Gottesman became convinced that what James Gilligan of Cambridge Hospital calls “structural violence” is the least appreciated form, annually claiming 14 million to 18 million lives worldwide.

“Those are the kinds of struggles built into an institution or country,” he explained. “It’s what happens if you don’t have two parents, enough income or proper medical attention or education.”

Such insight, of course, doesn’t come without a personal toll. Gottesman, who trained as a therapist but never practiced as one, emerged anguished by the single occasion when he lost his temper and spanked his son as a toddler.

“It’s certainly made me more introspective about my own anger and about my own self,” Gottesman observed.
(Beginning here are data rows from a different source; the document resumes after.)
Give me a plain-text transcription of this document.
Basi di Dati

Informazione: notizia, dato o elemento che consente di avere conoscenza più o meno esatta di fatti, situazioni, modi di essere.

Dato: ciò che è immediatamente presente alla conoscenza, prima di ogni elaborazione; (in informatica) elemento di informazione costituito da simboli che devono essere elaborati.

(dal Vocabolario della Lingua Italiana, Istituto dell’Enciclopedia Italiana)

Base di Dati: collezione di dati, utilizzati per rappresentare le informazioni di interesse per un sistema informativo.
Outside of his sense of obligation to Scribners, the project’s eight-member advisory board (including USC’s Laura A. Baker, an associate professor of psychology) and the encyclopedia’s contributors, Gottesman said only hope gave him the strength to persevere.

“The whole project was an attempt to make an intervention,” he said. “I thought maybe I could make a difference – to intervene in this long and multiply faceted history of violence in America. That is part of what kept me going.” Not-So-Fun Facts from ‘Violence in America’

• Annual homicide rate per 100,000 residents, United States: 11.

• Annual homicide rate per 100,000 residents, other Group of Seven countries: 1 to 2 1/2.

• Estimated tangible economic losses annually from crime victimization, nationwide: $105 billion.

• Number of guns in private hands, United States: 200 million to 250 million.

• Estimated population, United States: 265 million.

• Number of gunshot wounds seen annually in U.S. emergency rooms: 50,000.

• Average cost of treating each of these wounds: $375,000.

• Proportion of violent crimes that are committed by offenders under the influence of alcohol: 1/3.

• Single most violent incident in American history: the Civil War Battle of Antietam, claiming 25,000 American men in a single 10-hour period.

• Americans killed in the entire Vietnam War: 57,000.

• How many times more likely a black 25-year-old male is to be stabbed or shot than his white counterpart: 9.